Probing dominant flow paths in enhanced geothermal systems with a genetic algorithm inversion model

Dominant flow path has been proven to be the main reason causing the short-circuit effect which rapidly declines production temperature in the short term and worsens electricity production. Therefore, a key solution to avoid failure is to clearly explore fractured reservoir information. Here, we proposed a genetic algorithm inversion model combined with a path planning algorithm (cubic Bezier curves) to probe dominant flow paths in fractured reservoirs. The Bezier curve, generate complex curves by a few control points, is embedded into the thermal-hydrologic (TH) model as dominant flow paths.
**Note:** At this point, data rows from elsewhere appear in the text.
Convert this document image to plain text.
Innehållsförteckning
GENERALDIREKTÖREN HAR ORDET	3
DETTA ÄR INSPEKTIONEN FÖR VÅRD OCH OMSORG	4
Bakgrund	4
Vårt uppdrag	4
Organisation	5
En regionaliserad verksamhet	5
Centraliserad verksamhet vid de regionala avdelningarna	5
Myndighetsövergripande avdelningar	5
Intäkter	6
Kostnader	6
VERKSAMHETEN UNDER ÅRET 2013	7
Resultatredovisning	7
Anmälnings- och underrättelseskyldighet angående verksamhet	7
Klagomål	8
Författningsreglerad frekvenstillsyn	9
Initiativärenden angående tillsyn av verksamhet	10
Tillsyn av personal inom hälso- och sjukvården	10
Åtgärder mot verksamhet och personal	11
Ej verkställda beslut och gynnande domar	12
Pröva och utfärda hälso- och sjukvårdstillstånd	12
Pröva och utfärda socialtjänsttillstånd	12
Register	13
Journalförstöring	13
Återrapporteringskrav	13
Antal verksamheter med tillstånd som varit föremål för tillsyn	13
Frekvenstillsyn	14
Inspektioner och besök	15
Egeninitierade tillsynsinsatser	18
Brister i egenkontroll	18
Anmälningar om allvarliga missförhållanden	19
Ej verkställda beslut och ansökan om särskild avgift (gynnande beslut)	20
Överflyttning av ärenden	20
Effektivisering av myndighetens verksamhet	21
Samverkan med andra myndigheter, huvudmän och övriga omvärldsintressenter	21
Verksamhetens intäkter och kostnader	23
The TH model is embedded into the genetic algorithm as a fitness function to obtain the temperature differentials under different dominant flow paths. The genetic algorithm optimizes and iterates the control points by fitness value. It was discussed the feasibility of genetic algorithm inversion model in various dominant flow fractures (shape, uneven distribution, width, discontinuity distribution, and multiple branching distribution). Results show that the genetic algorithm inversion model has high inversion precision (β≥82%) when the single dominant flow path is smooth distribution. The width, unevenness, and multiple branching of dominant flow fractures do not affect the inversion results in dominant flow path. In addition, the genetic algorithm inversion model still obtains a part of dominant flow path (β≥38%) when the dominant flow fracture is a discontinuity distribution.